Ma l’aspetto migliore di questa generazione di cantautori è che sono tanti. Tantissimi. Già ce lo aveva detto Chris Anderson nel suo saggio “La coda lunga” (Codice Edizioni) sull’economia della Rete, spiegando perché siamo passati da un mercato di massa a una massa di mercati. Un concetto che può essere applicato a molti ambiti, come la politica, dove sono nati movimenti, talvolta molto consistenti, di persone che hanno preferito evitare di affidarsi ai partiti in crisi di rappresentanza per creare dei movimenti di auto-rappresentanza. Una cosa che vediamo tutti i giorni in settori diversi dalla politica, dall’informazione all’intrattenimento: se la televisione trova un concorrente in YouTube e nella programmazione cinematografica personalizzata, nella quale ognuno può costruirsi il suo palinsesto, la politica dei movimenti e delle nicchie è la risposta a quella mainstream dei partiti di massa.
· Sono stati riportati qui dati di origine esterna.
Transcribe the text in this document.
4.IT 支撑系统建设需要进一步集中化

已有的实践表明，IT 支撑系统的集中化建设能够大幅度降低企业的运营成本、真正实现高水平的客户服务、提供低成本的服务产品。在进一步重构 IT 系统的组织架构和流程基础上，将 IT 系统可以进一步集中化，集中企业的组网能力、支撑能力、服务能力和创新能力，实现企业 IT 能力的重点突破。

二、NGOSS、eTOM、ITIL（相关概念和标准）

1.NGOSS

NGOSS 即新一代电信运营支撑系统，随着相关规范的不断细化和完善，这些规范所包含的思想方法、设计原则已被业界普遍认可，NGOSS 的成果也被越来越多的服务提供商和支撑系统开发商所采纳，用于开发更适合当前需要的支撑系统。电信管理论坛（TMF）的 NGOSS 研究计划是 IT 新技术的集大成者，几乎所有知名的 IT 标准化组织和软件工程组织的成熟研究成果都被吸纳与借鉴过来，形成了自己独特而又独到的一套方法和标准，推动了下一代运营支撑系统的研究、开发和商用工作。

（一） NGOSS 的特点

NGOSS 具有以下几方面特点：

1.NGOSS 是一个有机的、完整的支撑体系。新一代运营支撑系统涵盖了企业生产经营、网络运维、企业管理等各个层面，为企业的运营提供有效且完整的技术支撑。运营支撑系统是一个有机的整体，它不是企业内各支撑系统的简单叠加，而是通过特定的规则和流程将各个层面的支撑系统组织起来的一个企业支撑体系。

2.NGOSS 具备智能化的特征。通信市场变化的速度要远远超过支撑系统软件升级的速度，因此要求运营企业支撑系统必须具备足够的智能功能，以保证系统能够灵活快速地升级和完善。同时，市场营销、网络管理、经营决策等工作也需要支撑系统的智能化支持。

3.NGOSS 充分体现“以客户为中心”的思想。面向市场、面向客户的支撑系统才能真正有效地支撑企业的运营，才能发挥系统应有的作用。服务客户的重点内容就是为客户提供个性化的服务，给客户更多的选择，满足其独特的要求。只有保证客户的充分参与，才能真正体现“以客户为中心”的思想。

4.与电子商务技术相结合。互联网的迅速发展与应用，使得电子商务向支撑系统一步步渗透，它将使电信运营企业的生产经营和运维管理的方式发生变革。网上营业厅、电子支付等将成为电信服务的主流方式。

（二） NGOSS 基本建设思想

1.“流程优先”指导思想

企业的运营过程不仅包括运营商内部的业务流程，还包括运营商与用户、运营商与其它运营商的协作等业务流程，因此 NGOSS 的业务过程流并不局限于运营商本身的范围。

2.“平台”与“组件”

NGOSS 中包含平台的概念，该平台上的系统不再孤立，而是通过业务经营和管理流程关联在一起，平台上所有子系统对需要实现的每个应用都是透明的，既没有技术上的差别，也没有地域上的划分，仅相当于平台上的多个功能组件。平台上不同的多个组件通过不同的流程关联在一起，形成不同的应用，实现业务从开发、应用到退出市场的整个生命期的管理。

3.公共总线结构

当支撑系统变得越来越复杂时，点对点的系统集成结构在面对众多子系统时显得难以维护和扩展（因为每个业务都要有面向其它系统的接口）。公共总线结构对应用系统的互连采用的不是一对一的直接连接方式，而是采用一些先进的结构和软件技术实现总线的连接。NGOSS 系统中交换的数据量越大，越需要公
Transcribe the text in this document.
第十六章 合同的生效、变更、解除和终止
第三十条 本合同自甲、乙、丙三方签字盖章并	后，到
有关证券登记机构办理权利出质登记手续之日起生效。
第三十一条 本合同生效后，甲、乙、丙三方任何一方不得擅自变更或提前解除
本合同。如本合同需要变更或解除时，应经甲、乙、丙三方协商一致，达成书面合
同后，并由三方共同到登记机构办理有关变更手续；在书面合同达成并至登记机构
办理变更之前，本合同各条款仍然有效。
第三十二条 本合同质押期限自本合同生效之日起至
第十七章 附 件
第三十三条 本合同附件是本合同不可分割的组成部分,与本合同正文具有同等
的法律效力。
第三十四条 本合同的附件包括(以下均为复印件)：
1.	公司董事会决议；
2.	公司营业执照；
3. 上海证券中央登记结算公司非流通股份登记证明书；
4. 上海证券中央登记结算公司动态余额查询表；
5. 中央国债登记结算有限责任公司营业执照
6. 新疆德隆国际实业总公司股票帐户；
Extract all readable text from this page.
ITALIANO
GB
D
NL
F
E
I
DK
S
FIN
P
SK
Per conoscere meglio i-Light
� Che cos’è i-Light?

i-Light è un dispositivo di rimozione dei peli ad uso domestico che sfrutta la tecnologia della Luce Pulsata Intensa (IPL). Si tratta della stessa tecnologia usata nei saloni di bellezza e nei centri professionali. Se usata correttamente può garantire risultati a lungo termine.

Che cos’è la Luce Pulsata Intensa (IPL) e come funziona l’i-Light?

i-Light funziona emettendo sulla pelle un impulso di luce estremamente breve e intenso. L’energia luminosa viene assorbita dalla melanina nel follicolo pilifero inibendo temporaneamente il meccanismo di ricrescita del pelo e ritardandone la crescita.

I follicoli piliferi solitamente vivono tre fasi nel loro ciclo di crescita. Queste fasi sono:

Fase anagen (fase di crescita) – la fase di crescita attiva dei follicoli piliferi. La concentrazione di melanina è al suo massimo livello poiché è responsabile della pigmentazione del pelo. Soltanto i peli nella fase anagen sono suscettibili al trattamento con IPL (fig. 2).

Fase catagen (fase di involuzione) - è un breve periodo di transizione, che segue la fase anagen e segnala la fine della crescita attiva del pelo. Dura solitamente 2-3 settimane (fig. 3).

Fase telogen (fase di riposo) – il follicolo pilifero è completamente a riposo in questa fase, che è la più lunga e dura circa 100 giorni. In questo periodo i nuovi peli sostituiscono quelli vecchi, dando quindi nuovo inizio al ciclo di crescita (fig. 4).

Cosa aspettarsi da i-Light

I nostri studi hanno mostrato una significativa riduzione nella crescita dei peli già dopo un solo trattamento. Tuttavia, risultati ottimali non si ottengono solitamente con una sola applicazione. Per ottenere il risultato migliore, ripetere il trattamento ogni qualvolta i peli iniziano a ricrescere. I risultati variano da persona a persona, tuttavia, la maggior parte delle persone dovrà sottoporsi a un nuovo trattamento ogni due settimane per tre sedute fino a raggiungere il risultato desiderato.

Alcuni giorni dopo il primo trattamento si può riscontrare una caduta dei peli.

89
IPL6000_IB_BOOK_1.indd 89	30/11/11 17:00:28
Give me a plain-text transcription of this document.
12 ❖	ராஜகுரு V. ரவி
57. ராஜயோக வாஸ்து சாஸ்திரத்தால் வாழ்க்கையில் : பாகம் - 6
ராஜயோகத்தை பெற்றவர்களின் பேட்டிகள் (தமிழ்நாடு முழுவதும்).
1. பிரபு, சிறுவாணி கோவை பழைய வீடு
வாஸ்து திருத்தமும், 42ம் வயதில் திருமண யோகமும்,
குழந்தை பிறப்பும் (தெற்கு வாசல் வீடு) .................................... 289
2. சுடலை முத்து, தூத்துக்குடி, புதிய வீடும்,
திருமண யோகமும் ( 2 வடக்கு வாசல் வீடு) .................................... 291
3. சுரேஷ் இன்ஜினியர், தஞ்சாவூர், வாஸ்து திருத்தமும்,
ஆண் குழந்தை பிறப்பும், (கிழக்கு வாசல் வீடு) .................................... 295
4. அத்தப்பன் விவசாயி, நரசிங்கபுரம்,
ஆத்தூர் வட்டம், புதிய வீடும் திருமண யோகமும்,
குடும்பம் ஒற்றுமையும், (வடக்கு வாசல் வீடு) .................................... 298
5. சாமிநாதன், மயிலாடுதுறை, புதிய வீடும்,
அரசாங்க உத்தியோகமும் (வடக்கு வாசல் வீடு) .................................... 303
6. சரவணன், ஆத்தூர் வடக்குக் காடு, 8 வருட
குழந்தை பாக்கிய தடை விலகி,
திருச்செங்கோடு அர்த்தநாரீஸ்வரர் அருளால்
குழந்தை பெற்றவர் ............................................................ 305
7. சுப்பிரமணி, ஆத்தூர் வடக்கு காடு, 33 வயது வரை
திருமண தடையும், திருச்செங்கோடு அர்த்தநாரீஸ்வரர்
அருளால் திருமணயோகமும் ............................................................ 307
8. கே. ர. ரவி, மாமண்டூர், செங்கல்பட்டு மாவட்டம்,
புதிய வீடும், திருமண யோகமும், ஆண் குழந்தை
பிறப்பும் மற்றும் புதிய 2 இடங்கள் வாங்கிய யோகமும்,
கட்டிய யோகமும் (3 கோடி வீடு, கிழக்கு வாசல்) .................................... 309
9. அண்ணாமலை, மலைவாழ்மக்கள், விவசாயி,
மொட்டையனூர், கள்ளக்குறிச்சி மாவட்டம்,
I quali sono sempre meno di massa così come le nicchie sono sempre meno di nicchia. Anche in musica è così e se lo Stato Sociale non ti piace, se Brunori è troppo commerciale, se Brondi è troppo jovanottiano, se i Cani hanno fatto un ottimo esordio e poi si sono persi, ce ne sono altri dieci che potrebbero piacerti di più.
Sono, appunto “sessanta milioni di partiti”. O di spartiti.